Des univers et des pratiques artistiques diversement ouvertes et suggestives… 

Christian Boltanski chez Marian Goodman Dernière installation en date du plasticien.

         Titrée : « Après », elle se compose de cinq dispositifs distincts répartis sur les trois niveaux disponibles de la galerie : depuis la salle du rez-de-chaussée jusqu‘à l’escalier menant lui-même à de trois lieux séparés composant le sous sol. L’intitulé lui-même fait œuvre dans son écriture réalisée avec des ampoules lumineuses occupant le haut d’un mur dans un couloir. L’œuvre s’incarne dans la mise en abîme des éléments dont elle se compose et dans une fiction que Boltanski semble vouloir suivre, du moins exposer en scènes et tableaux mélangés.

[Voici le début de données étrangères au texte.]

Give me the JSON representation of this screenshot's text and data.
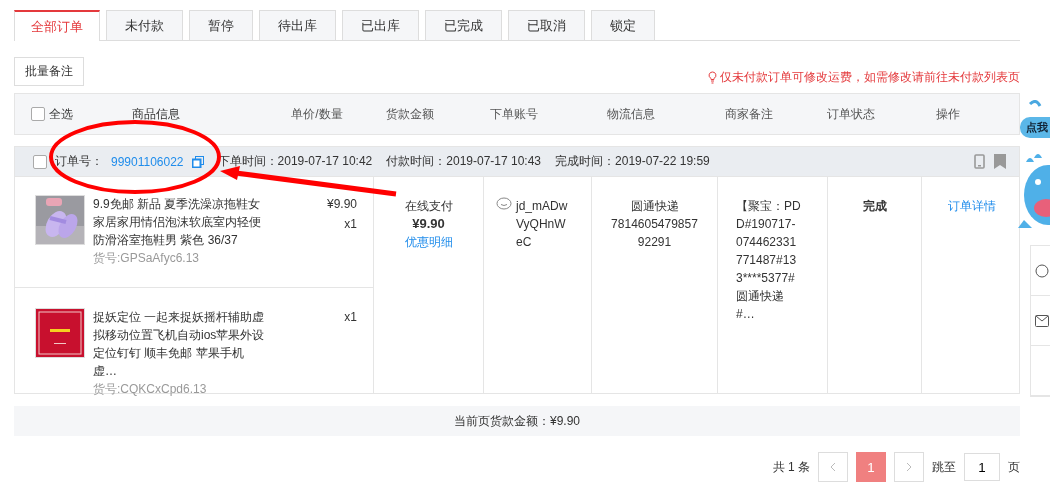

            Premier niveau : Dans la pénombre du lieu, des monticules de draps froissés et entassés sur des chariots en forme de catafalques suggèrent une image de paysage avec, pour ciel, une sorte de nuage esquissé par une ligne continue lumineuse faite d’un néon. Discrètement sur les murs, de lentes projections filmiques de visages flous et d’évocations de feux follets parachèvent l’univers à la fois romantique et fantastique de l’installation.  Sur un mur de l’escalier qui descend vers le sous-sol de la galerie, un film muet projeté sur un mur diffuse en ralenti des silhouettes en train de marcher dans la rue.  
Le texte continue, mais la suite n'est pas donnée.